After confining Barney to her house and yard for several months after he attacks a neighborhood dog, Gary begins taking Barney to the office with her, where her coworkers dote on him. Once Gary begins using a prong collar to control him, she finds the courage to start walking him in a nearby public park. Barney gives her the courage to walk unexplored trails, turn blind corners, and enter deep woods, and I felt my neck muscles tighten while reading her descriptions of holding Barney back and reversing course when another dog comes into view, when she freezes at the smell of cigarette smoke or a noise denoting the unseen presence of a possibly menacing stranger. When she and Barney encounter dogs off leash, her fear and frustration are palpable and understandable.

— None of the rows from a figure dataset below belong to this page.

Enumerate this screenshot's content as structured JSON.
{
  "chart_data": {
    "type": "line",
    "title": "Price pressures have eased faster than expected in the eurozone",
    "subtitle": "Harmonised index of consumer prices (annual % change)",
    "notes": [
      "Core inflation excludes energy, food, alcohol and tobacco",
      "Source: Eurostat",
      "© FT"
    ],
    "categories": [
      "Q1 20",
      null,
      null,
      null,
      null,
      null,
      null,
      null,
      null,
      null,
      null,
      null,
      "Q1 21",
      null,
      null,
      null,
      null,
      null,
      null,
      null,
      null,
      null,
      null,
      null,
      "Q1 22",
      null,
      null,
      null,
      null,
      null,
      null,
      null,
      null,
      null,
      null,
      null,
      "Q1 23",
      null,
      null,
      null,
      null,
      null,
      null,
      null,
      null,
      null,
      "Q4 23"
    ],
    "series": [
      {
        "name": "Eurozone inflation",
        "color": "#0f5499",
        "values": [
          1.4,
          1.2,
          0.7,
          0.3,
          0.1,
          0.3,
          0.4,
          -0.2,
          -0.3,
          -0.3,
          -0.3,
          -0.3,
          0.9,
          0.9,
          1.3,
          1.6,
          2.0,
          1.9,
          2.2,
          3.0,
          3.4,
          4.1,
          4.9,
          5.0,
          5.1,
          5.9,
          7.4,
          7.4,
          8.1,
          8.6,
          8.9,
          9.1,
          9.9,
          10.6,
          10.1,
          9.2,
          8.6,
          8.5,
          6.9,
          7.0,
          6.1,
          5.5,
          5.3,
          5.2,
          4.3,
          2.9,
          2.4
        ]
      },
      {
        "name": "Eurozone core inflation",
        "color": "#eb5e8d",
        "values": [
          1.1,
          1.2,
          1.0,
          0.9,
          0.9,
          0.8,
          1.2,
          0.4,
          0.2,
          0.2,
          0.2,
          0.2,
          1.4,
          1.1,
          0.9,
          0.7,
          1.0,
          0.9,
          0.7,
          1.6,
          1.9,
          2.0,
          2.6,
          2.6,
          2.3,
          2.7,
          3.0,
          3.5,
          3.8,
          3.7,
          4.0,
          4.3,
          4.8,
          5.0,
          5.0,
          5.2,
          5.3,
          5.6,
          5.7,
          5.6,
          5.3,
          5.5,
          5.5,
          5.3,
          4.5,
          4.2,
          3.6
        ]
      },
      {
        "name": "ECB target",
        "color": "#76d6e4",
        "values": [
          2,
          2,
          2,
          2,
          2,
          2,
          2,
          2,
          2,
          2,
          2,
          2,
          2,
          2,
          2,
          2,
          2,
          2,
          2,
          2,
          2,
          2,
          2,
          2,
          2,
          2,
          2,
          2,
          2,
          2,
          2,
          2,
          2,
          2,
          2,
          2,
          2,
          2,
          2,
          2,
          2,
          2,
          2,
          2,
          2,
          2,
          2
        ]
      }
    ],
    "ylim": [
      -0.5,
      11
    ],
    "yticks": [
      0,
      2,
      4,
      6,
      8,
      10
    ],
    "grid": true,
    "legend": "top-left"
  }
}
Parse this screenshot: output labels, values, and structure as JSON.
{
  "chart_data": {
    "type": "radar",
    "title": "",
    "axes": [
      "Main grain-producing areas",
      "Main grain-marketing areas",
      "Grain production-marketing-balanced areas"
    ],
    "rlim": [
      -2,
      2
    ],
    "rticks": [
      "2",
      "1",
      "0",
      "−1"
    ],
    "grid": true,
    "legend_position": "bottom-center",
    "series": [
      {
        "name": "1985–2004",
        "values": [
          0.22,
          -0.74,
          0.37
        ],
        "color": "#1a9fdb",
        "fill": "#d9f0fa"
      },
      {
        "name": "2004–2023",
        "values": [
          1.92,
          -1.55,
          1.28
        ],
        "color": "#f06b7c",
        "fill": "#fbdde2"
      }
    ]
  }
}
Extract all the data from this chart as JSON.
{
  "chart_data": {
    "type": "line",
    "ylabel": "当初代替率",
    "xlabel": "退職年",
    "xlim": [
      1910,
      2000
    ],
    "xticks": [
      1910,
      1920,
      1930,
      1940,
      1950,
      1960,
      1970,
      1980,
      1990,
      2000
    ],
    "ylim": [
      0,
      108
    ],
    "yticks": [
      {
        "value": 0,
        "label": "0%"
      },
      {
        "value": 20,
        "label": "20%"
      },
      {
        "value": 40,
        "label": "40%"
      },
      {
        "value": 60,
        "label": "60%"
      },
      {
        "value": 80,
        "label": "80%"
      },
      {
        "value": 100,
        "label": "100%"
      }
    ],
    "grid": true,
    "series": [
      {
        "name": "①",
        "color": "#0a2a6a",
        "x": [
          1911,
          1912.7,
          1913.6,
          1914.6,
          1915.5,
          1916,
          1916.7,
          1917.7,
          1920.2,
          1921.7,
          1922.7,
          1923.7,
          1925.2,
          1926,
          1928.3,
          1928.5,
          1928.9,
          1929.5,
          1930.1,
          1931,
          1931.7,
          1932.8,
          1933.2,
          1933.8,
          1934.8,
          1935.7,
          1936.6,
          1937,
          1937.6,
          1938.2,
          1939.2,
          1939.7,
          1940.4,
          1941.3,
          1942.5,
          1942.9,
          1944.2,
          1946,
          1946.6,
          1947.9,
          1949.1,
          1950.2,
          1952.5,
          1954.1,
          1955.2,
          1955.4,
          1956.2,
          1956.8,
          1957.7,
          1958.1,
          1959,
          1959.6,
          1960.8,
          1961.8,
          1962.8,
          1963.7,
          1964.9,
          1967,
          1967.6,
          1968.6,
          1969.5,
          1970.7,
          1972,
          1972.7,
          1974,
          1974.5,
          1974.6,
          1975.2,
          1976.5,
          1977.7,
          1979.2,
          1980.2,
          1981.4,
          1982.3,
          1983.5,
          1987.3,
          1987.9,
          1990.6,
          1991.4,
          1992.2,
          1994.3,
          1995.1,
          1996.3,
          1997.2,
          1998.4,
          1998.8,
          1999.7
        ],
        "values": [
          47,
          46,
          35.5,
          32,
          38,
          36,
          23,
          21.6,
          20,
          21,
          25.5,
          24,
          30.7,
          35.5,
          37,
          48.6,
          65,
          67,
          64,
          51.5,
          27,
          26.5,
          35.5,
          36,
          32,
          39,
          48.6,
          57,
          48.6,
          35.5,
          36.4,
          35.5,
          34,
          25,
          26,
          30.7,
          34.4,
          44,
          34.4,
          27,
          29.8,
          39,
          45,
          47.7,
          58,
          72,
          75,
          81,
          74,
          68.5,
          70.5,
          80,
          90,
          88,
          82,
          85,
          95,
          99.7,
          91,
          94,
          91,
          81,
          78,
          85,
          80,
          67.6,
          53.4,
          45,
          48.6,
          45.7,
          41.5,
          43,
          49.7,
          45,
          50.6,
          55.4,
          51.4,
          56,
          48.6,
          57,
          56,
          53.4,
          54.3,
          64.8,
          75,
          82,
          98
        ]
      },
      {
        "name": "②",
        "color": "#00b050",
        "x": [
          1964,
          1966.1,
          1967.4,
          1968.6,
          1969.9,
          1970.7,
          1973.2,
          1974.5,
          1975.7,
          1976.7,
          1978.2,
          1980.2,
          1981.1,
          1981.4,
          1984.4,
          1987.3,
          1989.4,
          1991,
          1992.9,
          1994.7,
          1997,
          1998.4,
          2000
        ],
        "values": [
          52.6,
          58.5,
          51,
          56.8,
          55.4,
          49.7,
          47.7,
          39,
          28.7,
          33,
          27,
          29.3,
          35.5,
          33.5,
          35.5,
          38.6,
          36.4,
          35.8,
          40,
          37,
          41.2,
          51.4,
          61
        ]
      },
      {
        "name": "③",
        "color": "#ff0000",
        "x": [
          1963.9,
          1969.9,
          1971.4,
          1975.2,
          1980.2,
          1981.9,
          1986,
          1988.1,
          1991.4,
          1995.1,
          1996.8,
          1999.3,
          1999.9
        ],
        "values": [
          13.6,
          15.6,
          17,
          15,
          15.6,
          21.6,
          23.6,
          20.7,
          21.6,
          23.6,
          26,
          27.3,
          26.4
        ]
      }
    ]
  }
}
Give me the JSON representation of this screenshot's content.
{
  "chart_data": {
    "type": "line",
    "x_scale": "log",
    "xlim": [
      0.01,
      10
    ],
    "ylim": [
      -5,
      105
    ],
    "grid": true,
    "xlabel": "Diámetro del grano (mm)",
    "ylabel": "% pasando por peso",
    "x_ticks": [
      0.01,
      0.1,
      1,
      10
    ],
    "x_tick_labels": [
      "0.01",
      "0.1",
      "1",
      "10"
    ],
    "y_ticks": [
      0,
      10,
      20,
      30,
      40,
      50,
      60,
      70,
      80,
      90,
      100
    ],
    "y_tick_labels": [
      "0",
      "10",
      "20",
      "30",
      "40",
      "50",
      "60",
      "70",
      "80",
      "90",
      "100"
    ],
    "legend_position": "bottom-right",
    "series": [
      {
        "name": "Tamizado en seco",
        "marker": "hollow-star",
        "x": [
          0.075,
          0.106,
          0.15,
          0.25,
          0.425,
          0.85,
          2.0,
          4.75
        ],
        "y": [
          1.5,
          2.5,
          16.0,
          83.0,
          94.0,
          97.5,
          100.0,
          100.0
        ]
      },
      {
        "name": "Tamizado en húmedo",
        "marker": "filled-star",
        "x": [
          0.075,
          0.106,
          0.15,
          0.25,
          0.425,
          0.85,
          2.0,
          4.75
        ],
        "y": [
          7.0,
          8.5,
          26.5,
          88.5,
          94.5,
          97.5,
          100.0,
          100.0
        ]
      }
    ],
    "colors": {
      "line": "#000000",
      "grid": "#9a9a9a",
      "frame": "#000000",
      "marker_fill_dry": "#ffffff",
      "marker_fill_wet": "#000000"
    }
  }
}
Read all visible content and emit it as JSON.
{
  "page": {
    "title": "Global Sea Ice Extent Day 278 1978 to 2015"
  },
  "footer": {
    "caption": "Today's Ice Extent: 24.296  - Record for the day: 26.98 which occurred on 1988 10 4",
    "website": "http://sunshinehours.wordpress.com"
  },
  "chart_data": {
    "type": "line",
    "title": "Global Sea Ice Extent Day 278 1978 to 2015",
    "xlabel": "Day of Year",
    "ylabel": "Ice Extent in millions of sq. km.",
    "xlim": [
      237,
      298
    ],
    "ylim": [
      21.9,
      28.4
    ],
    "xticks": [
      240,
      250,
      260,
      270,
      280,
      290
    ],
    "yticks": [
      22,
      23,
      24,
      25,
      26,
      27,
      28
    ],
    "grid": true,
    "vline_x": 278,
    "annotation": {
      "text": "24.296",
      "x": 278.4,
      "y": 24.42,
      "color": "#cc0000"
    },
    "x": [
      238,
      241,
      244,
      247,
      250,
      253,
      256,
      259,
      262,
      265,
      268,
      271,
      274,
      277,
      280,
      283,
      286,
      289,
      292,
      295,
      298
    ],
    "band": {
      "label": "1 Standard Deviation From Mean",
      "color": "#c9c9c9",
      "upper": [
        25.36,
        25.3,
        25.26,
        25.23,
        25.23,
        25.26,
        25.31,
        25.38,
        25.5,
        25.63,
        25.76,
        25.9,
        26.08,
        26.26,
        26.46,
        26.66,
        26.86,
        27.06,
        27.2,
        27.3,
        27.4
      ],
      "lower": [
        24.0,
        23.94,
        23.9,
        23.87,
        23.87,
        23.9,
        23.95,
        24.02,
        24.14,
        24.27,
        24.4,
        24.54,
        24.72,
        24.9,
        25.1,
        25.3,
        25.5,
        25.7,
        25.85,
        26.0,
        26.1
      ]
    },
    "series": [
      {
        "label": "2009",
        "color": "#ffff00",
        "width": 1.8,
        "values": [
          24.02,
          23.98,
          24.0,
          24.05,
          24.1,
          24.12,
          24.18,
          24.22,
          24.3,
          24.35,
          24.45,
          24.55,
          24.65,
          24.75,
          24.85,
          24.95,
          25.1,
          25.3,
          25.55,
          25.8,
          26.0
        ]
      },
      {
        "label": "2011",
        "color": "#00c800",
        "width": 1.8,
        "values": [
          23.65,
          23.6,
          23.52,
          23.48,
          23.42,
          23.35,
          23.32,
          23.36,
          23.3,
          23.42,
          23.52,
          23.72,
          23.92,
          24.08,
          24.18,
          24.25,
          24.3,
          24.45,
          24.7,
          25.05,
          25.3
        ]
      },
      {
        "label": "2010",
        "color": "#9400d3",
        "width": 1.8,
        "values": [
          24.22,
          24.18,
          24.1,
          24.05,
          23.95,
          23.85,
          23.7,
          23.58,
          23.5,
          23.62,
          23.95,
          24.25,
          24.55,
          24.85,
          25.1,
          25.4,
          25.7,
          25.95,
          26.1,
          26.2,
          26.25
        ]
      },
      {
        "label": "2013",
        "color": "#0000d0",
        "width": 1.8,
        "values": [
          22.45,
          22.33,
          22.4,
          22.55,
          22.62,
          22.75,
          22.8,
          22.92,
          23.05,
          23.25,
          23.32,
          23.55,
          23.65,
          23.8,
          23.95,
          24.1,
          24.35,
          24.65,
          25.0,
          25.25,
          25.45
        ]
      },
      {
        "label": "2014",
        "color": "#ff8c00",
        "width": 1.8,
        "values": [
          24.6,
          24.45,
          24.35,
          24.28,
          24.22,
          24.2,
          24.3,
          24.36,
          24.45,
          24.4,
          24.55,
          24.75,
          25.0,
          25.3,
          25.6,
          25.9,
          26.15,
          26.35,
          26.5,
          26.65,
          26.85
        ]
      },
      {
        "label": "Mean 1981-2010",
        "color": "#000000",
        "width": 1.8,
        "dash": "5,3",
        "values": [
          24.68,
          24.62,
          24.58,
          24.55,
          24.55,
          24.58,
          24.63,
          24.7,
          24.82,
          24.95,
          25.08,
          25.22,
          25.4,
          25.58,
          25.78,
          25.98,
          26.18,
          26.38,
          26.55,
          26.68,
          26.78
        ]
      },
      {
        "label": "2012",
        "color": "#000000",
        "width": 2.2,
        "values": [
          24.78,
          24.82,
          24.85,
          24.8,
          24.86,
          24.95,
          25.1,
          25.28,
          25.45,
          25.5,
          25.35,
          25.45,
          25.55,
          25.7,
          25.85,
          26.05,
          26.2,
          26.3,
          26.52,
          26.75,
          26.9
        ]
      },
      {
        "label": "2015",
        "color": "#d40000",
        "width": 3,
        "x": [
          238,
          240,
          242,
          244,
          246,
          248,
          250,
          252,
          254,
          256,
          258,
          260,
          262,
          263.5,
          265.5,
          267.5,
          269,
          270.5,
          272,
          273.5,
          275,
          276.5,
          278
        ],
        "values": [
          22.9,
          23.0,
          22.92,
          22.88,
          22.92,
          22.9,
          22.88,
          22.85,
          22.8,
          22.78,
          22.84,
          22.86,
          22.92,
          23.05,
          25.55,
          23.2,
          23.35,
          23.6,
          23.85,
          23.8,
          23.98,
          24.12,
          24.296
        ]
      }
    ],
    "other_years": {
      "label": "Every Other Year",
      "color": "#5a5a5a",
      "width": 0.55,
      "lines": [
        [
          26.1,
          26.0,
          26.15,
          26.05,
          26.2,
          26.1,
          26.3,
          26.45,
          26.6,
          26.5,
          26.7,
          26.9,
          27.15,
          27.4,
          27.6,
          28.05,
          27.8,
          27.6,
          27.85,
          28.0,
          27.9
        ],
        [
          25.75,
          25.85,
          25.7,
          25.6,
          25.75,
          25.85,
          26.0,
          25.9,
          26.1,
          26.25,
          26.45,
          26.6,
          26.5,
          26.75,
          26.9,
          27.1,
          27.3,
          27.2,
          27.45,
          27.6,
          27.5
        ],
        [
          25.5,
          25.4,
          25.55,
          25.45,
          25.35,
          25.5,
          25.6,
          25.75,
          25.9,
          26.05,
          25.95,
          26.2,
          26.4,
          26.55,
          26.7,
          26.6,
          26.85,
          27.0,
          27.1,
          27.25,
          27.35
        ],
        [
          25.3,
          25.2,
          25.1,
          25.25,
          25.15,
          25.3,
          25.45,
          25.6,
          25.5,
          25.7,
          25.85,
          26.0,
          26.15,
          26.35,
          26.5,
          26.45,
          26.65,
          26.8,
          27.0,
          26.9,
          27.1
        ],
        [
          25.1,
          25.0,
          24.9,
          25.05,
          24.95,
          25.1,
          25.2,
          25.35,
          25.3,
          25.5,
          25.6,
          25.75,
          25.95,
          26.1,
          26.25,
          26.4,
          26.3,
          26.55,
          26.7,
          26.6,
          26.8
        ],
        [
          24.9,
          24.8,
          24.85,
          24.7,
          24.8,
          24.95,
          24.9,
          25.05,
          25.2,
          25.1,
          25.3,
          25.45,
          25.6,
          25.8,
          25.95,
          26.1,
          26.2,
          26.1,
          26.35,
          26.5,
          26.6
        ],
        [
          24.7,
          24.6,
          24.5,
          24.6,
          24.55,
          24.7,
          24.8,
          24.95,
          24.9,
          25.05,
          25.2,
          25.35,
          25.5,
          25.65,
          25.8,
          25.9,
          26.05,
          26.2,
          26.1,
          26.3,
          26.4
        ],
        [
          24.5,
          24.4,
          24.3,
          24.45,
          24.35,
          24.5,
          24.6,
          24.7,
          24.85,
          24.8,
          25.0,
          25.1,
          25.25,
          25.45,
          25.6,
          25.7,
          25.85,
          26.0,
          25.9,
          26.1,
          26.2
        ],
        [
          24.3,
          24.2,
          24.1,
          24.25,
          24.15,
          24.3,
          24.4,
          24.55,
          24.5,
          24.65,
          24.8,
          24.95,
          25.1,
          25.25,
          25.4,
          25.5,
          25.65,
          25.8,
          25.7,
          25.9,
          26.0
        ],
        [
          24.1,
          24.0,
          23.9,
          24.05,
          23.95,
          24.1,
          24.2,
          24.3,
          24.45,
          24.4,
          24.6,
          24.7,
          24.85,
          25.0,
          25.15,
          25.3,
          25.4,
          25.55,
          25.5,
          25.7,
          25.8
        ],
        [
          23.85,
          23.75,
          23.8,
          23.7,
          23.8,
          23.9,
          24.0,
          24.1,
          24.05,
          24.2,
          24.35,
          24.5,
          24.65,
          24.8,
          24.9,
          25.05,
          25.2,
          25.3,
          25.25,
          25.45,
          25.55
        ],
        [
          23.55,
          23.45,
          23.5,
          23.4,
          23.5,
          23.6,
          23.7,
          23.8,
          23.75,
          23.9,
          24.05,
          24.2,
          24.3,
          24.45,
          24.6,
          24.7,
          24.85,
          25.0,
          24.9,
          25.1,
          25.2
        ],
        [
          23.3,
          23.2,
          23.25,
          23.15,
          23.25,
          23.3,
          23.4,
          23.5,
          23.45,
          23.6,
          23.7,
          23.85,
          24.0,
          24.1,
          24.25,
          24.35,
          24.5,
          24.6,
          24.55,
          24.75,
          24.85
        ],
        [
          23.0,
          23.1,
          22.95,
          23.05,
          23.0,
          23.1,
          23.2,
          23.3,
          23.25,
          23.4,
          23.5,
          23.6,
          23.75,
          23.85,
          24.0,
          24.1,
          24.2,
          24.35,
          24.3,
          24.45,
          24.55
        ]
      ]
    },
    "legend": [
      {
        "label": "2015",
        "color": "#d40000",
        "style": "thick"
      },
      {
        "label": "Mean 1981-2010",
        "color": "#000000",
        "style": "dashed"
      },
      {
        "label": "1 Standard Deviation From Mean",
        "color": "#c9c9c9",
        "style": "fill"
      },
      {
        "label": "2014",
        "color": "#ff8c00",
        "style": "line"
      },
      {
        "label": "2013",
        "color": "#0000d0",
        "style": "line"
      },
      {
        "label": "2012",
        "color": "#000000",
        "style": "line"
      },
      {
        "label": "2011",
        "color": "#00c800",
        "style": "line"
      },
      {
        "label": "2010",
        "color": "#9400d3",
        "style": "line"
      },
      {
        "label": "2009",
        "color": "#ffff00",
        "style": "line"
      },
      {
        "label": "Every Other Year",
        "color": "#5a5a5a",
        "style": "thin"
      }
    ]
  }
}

These daily walks in the park become a form of meditation for Gary, during which she observes nature and the changing of the seasons while pondering her life and future options. Trudging through slush and snow one day, Gary remembers the many things she’s frozen out of her life: “first dancing, then singing, then acting, then filmmaking, and finally writing.” Through these meditations, she gains clarity while pondering this line from a Mary Oliver poem that she’s taped to her notebook: “Tell me, what is it you plan to do with your one wild and precious life?” When at age forty-eight, determined to find her voice, she applies to graduate school for an MFA in creative writing, she wrestles with fear and self-doubt—the same emotions she struggles with in the park exploring new paths and trails with Barney.
In grad school, Gary attempts to write a memoir about her years of playing punk rock music with various bands, disregarding danger and taking unwise chances with strange men, alcohol, and drugs, but her instructors insist that her writing is lifeless and stilted. As Barney ages and his health declines, his gait slows, forcing Gary to pause and experience her surroundings through the five senses, which in turn invigorates her writing. That sensory writing is the quality that makes this book special, its prose lyrical. For instance, on one walk, she sees “a shining slick of black water pooled beneath the sea oats,” hears “a weighty plunk, the splash of a toad heard but not seen,” smells stagnant water that reminds her of the odor of rotten eggs, feels a warm breeze on her face and the hard plastic dog leash handle in her hand. Exploring the world and her emotions through the senses helps her find the vocabulary for feelings long buried and helps her through the turmoil of her dog’s failing health, as well as her grief after his death. Walking in the park alone after he passes, she asks, “‘Barney, where are you?’ Perhaps he’s in the wind, in a Labrador’s breath, in the soft glow of afternoon light washing over the trees. Wherever he is, he’s still walking with me, maybe just out of sight up ahead.”
Dog lovers will enjoy reading about Barney’s playfulness, stubbornness, curiosity, and will to live, culminating in sadness at his eventual demise at the age of fifteen, finally succumbing after years of battling illness and disease. Writers will learn by example how to explore and describe the world on a sensory level. All readers will cheer for Janice Gary’s triumph over trauma, rape, and grief, as she poetically transforms her experiences to stories on the page.